De l’autre côté du miroir

Sally Mann
Black Eye, 1991 © Sally Mann

Oh ! Kitty ! ce serait merveilleux si on pouvait entrer dans la Maison du Miroir ! Faisons semblant de pouvoir y entrer, d’une façon ou d’une autre. Faisons semblant que le verre soit devenu aussi mou que de la gaze pour que nous puissions passer à travers. Mais, ma parole, voilà qu’il se transforme en une sorte de brouillard ! Ça va être assez facile de passer à travers… » Pendant qu’elle disait ces mots, elle se trouvait debout sur le dessus de la cheminée, sans trop savoir comment elle était venue là. Et, en vérité, le verre commençait bel et bien à disparaître, exactement comme une brume d’argent brillante.
Un instant plus tard, Alice avait traversé le verre et avait sauté légèrement dans la pièce du Miroir. Avant de faire quoi que ce fût d’autre, elle regarda s’il y avait du feu dans la cheminée, et elle fut ravie de voir qu’il y avait un vrai feu qui flambait aussi fort que celui qu’elle avait laissé derrière elle. « De sorte que j’aurai aussi chaud ici que dans notre salon, pensa Alice ; plus chaud même, parce qu’il n’y aura personne ici pour me gronder si je m’approche du feu. Oh ! comme ce sera drôle, lorsque mes parents me verront à travers le Miroir et qu’ils ne pourront pas m’attraper !
Lewis Carroll, De l’autre côté du miroir (1872).

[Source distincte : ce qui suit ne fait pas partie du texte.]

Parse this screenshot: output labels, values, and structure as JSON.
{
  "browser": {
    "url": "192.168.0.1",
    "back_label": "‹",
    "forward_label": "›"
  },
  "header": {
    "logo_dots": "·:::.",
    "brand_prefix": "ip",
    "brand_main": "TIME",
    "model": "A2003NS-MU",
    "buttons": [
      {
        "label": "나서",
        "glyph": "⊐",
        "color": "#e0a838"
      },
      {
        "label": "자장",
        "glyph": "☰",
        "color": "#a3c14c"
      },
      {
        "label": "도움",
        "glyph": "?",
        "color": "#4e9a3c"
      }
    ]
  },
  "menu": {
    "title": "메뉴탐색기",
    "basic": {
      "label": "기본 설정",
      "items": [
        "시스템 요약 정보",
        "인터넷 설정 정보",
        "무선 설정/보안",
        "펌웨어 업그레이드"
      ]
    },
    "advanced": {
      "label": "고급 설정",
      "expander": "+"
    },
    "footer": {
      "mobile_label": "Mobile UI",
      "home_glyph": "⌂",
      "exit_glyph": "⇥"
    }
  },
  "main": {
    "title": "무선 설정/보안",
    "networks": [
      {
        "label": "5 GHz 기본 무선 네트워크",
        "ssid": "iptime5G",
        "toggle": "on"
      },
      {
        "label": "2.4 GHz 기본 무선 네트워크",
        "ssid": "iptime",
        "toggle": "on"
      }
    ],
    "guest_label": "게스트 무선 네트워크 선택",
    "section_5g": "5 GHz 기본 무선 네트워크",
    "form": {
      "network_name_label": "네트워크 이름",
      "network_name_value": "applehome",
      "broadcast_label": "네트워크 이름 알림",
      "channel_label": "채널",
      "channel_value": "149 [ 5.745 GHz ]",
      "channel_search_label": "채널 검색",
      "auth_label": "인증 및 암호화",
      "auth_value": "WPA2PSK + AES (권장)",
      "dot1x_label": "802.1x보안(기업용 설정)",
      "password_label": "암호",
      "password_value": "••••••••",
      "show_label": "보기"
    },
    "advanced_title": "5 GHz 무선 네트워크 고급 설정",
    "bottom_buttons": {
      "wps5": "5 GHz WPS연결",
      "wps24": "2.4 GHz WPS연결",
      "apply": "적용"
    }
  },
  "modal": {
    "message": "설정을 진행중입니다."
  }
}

De l’autre côté du miroir… c’est bien un passage de cet ordre que la photographie fait opérer au réel. L’acte photographique, en extirpant le sujet d’un fragment d’espace et de temps pour le contenir et le figer dans l’ image, engendre un gouffre avec ce même sujet, cet espace et ce temps : toute photographie est à la fois le gage d’une présence (ça a été pour citer Roland Barthes) et l’évidence d’une absence (ça n’est plus là).
Passage à la trappe (mais aussi à l’attrape ?).
Cependant, une photographie rejoue sans cesse le temps et l’espace photographiés. En effet, lorsque nous la regardons, nos yeux redoublent la vision et la position du photographe au moment de la prise de vue : ils partagent et répètent l’instant de coïncidence entre le photographe et son objet. Chaque nouveau regard fait donc renaître un nouvel état de concomitance avec la chose photographiée. L’image fait chaque fois surgir ce qui n’est plus. Apparition (ce qui n’est plus fait retour), rémanence sensible. La photographie fonctionne alors sur le mode d’une infinie réflexivité : des miroirs qui se renverraient sans fin le même reflet, sans qu’on puisse vraiment saisir le réel dont il provient.
Aussi, nous voyons bien Alice à travers le miroir sans jamais pouvoir l’attraper.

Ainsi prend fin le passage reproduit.